Dining in America (and Italy)

I instinctively dislike chain restaurants: when someone says “Let’s eat at a [name of chain restaurant],” I wince. And it’s getting harder and harder to find a restaurant in the US that isn’t part of a chain. However, my instincts may be out of date: chain restaurant food seems to be improving. During this recent trip I ate at TeKei’s (Chinese/Thai), Razzoo’s (Cajun), Sarovar (north and south Indian), and something else with a southern (American) theme. I think they’re all chain franchises, but they were also all good. I still prefer to support local and personal cooking creativity where possible, but… sometimes you gotta make do.

What puzzles me is the concept of waiting to get a seat at a restaurant. In 15 years in Italy, I have almost never waited for a restaurant. I’m sure it must have happened once or twice, but I can’t actually remember a single instance. The handful of times I can remember arriving somewhere and finding it full, there was always someplace just as good nearby to go to instead.

But, in the US, no matter how saturated with restaurants an area may be, it’s not uncommon to arrive at a restaurant and find you have to wait half an hour for a table – even though American restaurants are usually HUGE compared with Italian ones, and manage several seatings per table per night, as Americans rarely linger over their meals. I can’t figure it out. Maybe Americans simply eat out more often than Italians (with today’s prices at Italian restaurants, that wouldn’t be surprising).

Restaurant congestion is so bad that, throughout my recent trip, everyone I had lunch with wanted to eat at 11:30 am to avoid the rush. If I hadn’t had jet lag, I would never have got used to this, but it was good preparation for CES, where, if you don’t eat early, you don’t eat at all.

America seems to be obsessed with eating. You can’t go anywhere without being bombarded by advertising for food. It’s effective, too: hearing or reading adjective-stuffed descriptions and seeing perfectly-staged food photographs (there’s an art to it), I always get hungry.

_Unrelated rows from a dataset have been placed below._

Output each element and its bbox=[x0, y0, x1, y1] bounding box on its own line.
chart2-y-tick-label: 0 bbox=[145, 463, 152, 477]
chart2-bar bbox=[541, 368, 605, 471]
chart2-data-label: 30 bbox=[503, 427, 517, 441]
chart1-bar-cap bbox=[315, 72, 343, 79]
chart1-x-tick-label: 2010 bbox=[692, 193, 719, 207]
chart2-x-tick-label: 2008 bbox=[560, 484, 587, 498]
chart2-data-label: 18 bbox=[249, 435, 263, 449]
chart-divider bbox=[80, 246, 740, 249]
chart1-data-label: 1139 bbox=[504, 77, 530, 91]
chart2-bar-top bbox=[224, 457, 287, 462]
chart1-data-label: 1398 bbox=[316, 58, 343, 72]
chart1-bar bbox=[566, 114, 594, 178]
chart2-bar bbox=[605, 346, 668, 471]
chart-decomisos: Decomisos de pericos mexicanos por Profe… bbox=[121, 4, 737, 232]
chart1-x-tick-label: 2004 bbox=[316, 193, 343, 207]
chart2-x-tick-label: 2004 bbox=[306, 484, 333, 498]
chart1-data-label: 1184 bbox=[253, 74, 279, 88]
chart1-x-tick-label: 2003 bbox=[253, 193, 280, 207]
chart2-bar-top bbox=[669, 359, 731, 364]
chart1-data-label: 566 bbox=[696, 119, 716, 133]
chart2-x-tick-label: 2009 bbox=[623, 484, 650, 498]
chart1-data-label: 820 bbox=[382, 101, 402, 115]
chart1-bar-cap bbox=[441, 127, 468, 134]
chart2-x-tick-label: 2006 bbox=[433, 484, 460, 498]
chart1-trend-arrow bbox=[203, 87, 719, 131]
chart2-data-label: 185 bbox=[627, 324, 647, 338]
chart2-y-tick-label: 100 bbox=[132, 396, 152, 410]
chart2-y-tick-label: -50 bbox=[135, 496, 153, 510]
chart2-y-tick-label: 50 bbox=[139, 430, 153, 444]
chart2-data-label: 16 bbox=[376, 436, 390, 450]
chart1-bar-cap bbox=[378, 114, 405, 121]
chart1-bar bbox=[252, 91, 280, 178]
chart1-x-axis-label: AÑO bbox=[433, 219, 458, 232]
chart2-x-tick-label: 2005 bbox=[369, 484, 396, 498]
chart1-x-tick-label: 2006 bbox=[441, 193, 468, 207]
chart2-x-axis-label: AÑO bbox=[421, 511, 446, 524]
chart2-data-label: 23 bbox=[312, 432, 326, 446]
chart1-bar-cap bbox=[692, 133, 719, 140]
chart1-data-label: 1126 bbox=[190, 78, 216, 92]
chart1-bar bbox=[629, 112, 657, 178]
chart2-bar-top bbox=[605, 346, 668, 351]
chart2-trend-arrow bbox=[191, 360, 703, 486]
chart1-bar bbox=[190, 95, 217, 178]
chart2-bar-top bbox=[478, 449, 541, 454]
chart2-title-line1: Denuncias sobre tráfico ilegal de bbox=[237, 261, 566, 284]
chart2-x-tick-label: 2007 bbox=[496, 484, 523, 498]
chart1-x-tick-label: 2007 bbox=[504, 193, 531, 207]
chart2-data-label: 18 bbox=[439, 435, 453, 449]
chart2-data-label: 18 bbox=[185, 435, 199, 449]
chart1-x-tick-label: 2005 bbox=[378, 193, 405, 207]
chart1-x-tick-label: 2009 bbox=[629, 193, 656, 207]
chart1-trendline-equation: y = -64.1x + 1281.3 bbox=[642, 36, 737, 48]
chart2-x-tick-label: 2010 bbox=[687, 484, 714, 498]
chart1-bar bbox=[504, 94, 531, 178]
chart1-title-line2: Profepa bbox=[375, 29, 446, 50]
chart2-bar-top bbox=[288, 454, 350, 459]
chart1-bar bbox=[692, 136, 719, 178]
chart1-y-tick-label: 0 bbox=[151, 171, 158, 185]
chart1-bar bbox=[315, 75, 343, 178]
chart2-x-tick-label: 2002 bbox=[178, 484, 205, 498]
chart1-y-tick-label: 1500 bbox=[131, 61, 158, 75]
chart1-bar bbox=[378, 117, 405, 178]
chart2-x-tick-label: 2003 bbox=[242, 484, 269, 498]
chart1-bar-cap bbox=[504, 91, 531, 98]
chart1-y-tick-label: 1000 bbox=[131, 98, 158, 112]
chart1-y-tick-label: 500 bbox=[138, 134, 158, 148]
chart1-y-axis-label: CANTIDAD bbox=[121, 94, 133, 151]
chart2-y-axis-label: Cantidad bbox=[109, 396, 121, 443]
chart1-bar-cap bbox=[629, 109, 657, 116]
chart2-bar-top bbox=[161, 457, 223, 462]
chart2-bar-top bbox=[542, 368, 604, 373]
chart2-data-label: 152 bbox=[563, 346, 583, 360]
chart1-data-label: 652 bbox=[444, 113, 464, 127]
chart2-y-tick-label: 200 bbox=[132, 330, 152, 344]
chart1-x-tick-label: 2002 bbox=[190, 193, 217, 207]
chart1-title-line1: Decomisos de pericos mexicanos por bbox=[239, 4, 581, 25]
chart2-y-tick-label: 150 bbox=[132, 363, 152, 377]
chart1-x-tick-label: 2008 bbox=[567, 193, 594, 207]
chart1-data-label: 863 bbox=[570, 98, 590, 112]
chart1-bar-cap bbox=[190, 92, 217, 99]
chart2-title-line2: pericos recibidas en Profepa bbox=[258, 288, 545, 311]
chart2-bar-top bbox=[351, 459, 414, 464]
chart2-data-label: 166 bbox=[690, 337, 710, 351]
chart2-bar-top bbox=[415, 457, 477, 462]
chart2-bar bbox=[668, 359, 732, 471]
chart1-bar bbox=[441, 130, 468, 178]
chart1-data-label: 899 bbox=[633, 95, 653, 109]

I can’t remember ever hearing food advertised on Italian radio (not that I listen to it regularly). Nor are restaurants advertised on TV in Italy, except McDonald’s. I guess that’s because there aren’t any non-fast-food restaurant chains in Italy (well, there is one, Pastarito – I don’t recommend it), and it doesn’t make economic sense for a single restaurant to advertise nationally.

In America, the marketing doesn’t stop once they’ve got you in the restaurant. The typical American menu is larded with sensual adjectives: “creamy this, delicately folded into tangy that, with a hint of zesty the other…” Some menus include photos, though the food on your plate rarely comes out quite as beautifully. All of this – words, pictures, page layout, fonts – is designed to encourage you to buy the items on which the restaurant makes the biggest profit margin. The waiter may also, asked or unasked, recommend those high-margin items.

There’s no art of selling in Italian menus: they generally only give the name of the dish and a price. In most Italian restaurants, this is all that’s necessary, because most stick to well-known classics with maybe one “house specialty” dish. In the rare cases that you don’t know what a dish’s name means, you ask the waiter, who gives you a bare description: “pasta with sauteed eggplant and salted ricotta.”

The fancier restaurants do tend to be more creative and therefore need to explain their dishes, but the explanations are usually simple statements of fact: “sauteed local trout with diced vegetables” – which hardly does justice to one of Lanterna Verde‘s amazing dishes. But then, the food at Lanterna Verde is so good that you need not be seduced into eating it, and you will certainly not be disappointed, whatever you choose.